When it comes to Linux, I can't be arsed.
To be honest, I don't care a fig about Redhat nor anything they produce, and here's why:
In '96 I found myself in a far-off land and, trying to set up a workable PC for myself, all I could get hold off was a Rehat 4.8 CD (you needed an intenet connection before you can download anything from sunsite). I took me three effing days to sort out what the heck had been installed (when you're used to Slackware, which leaves you perfectly in control, you have every reason to be peeved.)

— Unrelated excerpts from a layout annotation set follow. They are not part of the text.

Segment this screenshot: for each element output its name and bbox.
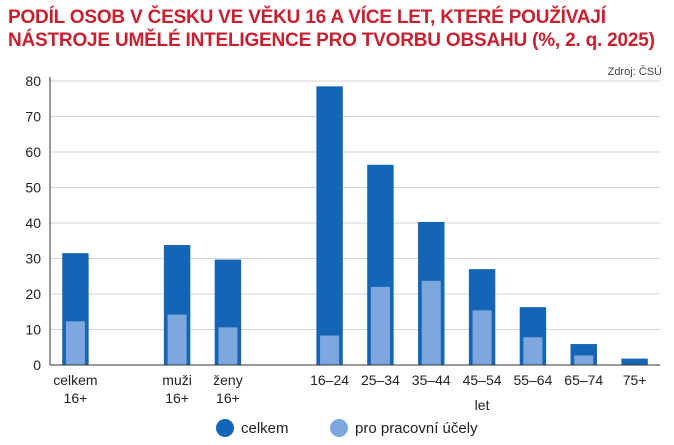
legend-label-0: celkem	[241, 420, 289, 437]
x-tick-label-2-0: ženy	[213, 372, 243, 388]
bar-pracovni-6	[472, 310, 492, 365]
y-tick-label-20: 20	[25, 286, 41, 302]
y-tick-label-80: 80	[25, 73, 41, 89]
x-tick-label-0-1: 16+	[64, 390, 88, 406]
x-tick-label-2-1: 16+	[216, 390, 240, 406]
chart-title-line-1: PODÍL OSOB V ČESKU VE VĚKU 16 A VÍCE LET…	[8, 7, 606, 28]
y-tick-label-0: 0	[33, 357, 41, 373]
x-tick-label-1-1: 16+	[165, 390, 189, 406]
bar-pracovni-8	[574, 355, 594, 365]
y-tick-label-40: 40	[25, 215, 41, 231]
bar-celkem-9	[621, 358, 648, 365]
x-group-axis-label: let	[475, 397, 490, 413]
x-tick-label-6-0: 45–54	[463, 372, 502, 388]
x-tick-label-9-0: 75+	[623, 372, 647, 388]
bar-celkem-3	[316, 86, 343, 365]
bar-pracovni-4	[370, 286, 390, 365]
x-tick-label-0-0: celkem	[53, 372, 97, 388]
bar-pracovni-0	[65, 321, 85, 365]
y-tick-label-50: 50	[25, 180, 41, 196]
legend-marker-1	[330, 419, 348, 437]
chart-title-line-2: NÁSTROJE UMĚLÉ INTELIGENCE PRO TVORBU OB…	[8, 30, 655, 51]
bar-pracovni-3	[320, 335, 340, 365]
chart-title: PODÍL OSOB V ČESKU VE VĚKU 16 A VÍCE LET…	[8, 6, 668, 52]
y-tick-label-60: 60	[25, 144, 41, 160]
bar-pracovni-1	[167, 314, 187, 365]
y-tick-label-10: 10	[25, 322, 41, 338]
legend-label-1: pro pracovní účely	[355, 420, 478, 437]
bar-pracovni-2	[218, 327, 238, 365]
x-tick-label-8-0: 65–74	[564, 372, 603, 388]
x-tick-label-7-0: 55–64	[513, 372, 552, 388]
x-tick-label-5-0: 35–44	[412, 372, 451, 388]
bar-pracovni-7	[523, 337, 543, 365]
x-tick-label-1-0: muži	[162, 372, 192, 388]
bar-pracovni-5	[421, 280, 441, 365]
x-tick-label-4-0: 25–34	[361, 372, 400, 388]
x-tick-label-3-0: 16–24	[310, 372, 349, 388]
y-tick-label-70: 70	[25, 109, 41, 125]
y-tick-label-30: 30	[25, 251, 41, 267]
legend-marker-0	[216, 419, 234, 437]
source-note: Zdroj: ČSÚ	[607, 66, 662, 78]
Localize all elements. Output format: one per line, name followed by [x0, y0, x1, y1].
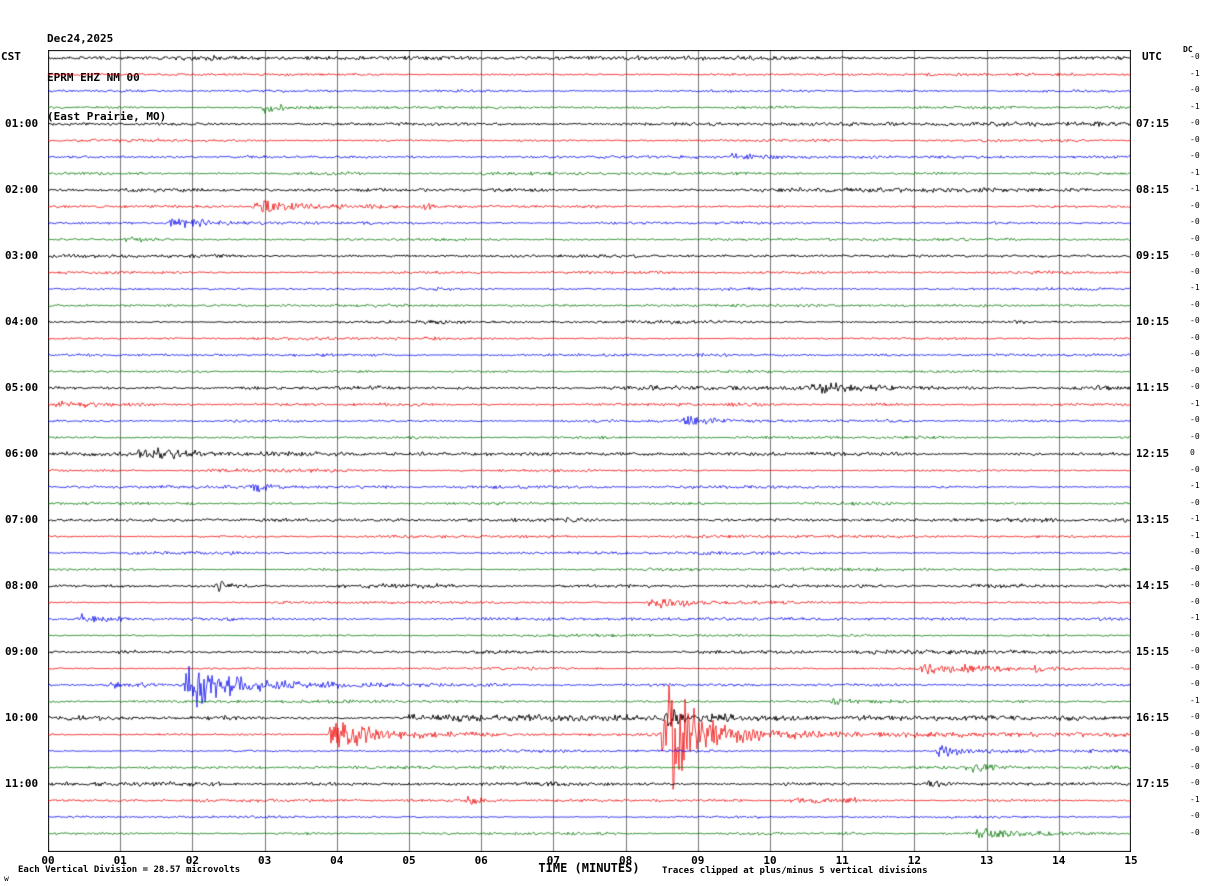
cst-hour-label: 09:00: [5, 645, 39, 658]
cst-hour-label: 07:00: [5, 513, 39, 526]
dc-offset-value: -0: [1190, 547, 1200, 556]
dc-offset-value: -0: [1190, 464, 1200, 474]
cst-hour-label: 04:00: [5, 315, 39, 328]
x-tick-label: 05: [402, 854, 416, 867]
x-tick-label: 04: [330, 854, 344, 867]
dc-offset-value: -0: [1190, 728, 1200, 738]
x-axis-title: TIME (MINUTES): [538, 861, 640, 875]
dc-offset-value: -0: [1190, 778, 1200, 787]
cst-hour-label: 01:00: [5, 117, 39, 130]
utc-hour-label: 13:15: [1136, 513, 1170, 526]
dc-offset-value: -0: [1190, 217, 1200, 226]
title-date: Dec24,2025: [47, 32, 114, 45]
utc-hour-label: 09:15: [1136, 249, 1170, 262]
dc-offset-value: -1: [1190, 184, 1200, 193]
dc-offset-value: -0: [1190, 85, 1200, 94]
dc-offset-value: -0: [1190, 431, 1200, 441]
dc-offset-value: -0: [1190, 761, 1200, 771]
cst-hour-label: 03:00: [5, 249, 39, 262]
cst-hour-label: 11:00: [5, 777, 39, 790]
dc-offset-value: -1: [1190, 68, 1200, 78]
dc-offset-value: -1: [1190, 481, 1200, 490]
dc-offset-value: -0: [1190, 382, 1200, 391]
dc-offset-value: -1: [1190, 398, 1200, 408]
dc-offset-value: -1: [1190, 283, 1200, 292]
utc-hour-label: 08:15: [1136, 183, 1170, 196]
dc-offset-value: -1: [1190, 514, 1200, 523]
dc-offset-value: -0: [1190, 151, 1200, 160]
cst-hour-label: 08:00: [5, 579, 39, 592]
dc-offset-value: -0: [1190, 332, 1200, 342]
cst-hour-label: 02:00: [5, 183, 39, 196]
dc-offset-value: -0: [1190, 679, 1200, 688]
dc-offset-value: -0: [1190, 316, 1200, 325]
dc-offset-value: -0: [1190, 349, 1200, 358]
utc-hour-label: 11:15: [1136, 381, 1170, 394]
x-tick-label: 03: [257, 854, 272, 867]
dc-offset-value: -0: [1190, 827, 1200, 837]
x-tick-label: 14: [1052, 854, 1066, 867]
dc-offset-value: -0: [1190, 415, 1200, 424]
vertical-division-note: Each Vertical Division = 28.57 microvolt…: [18, 865, 241, 875]
utc-hour-label: 14:15: [1136, 579, 1170, 592]
seismogram-canvas: [48, 50, 1131, 852]
dc-offset-value: -0: [1190, 266, 1200, 276]
dc-offset-value: -0: [1190, 563, 1200, 573]
dc-offset-value: -1: [1190, 530, 1200, 540]
x-tick-label: 06: [474, 854, 488, 867]
utc-hour-label: 10:15: [1136, 315, 1170, 328]
dc-offset-value: -1: [1190, 101, 1200, 111]
cst-hour-label: 06:00: [5, 447, 39, 460]
dc-offset-value: -0: [1190, 712, 1200, 721]
utc-hour-label: 07:15: [1136, 117, 1170, 130]
utc-hour-label: 16:15: [1136, 711, 1170, 724]
left-timezone-label: CST: [1, 50, 21, 63]
dc-offset-value: -0: [1190, 118, 1200, 127]
dc-offset-value: -0: [1190, 250, 1200, 259]
dc-offset-value: -0: [1190, 811, 1200, 820]
right-timezone-label: UTC: [1142, 50, 1162, 63]
dc-offset-value: -1: [1190, 167, 1200, 177]
dc-offset-value: -0: [1190, 233, 1200, 243]
clipping-note: Traces clipped at plus/minus 5 vertical …: [662, 866, 928, 876]
corner-glyph: w: [4, 874, 9, 883]
dc-offset-value: -0: [1190, 365, 1200, 375]
utc-hour-label: 12:15: [1136, 447, 1170, 460]
dc-offset-value: 0: [1190, 448, 1195, 457]
dc-offset-value: -0: [1190, 596, 1200, 606]
dc-offset-value: -0: [1190, 580, 1200, 589]
dc-header-label: DC: [1183, 45, 1193, 54]
dc-offset-value: -0: [1190, 497, 1200, 507]
dc-offset-value: -0: [1190, 134, 1200, 144]
dc-offset-value: -0: [1190, 629, 1200, 639]
x-tick-label: 13: [979, 854, 994, 867]
dc-offset-value: -0: [1190, 662, 1200, 672]
utc-hour-label: 15:15: [1136, 645, 1170, 658]
cst-hour-label: 05:00: [5, 381, 39, 394]
dc-offset-value: -1: [1190, 695, 1200, 705]
cst-hour-label: 10:00: [5, 711, 39, 724]
dc-offset-value: -1: [1190, 794, 1200, 804]
dc-offset-value: -0: [1190, 745, 1200, 754]
dc-offset-value: -0: [1190, 299, 1200, 309]
dc-offset-value: -1: [1190, 613, 1200, 622]
dc-offset-value: -0: [1190, 646, 1200, 655]
utc-hour-label: 17:15: [1136, 777, 1170, 790]
dc-offset-value: -0: [1190, 200, 1200, 210]
x-tick-label: 15: [1124, 854, 1138, 867]
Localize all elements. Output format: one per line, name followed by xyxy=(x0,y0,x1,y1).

Having returned to the Sceptered Isle, I had no such problems, and managed to create (WABI had by then become quite affordable) setups for others, knowing that I'd never receive a support call. Linux was by then stable, libc5 had been thoroughly debugged, XFree86 no longer spontaneously froze, SANE was pretty good, Hylafax worked flawlessly, and Ghostscript had vastly improved. And when it comes to stability, Linux ran rings around NT4. Life was good.
What happened next? Redhat 5.0: five years of hard-earned reputation blown to dust. Rickety as hell.
Than came Drepper. Torvalds futzing around with virtual memory management. The fileystem wars. And, if that's not bad enough, Poettershite - did anyone of us ask for systemd? Did anyone of us ever need this?
There once was a time when Linux provided a degree of freedom - but with the preponderence of Shithead and Ucuntu - Debian being the eternal retards (openssl anyone?) I've called it quits. (My private and professional obligations are such that I no longer have the time to fix others' code.)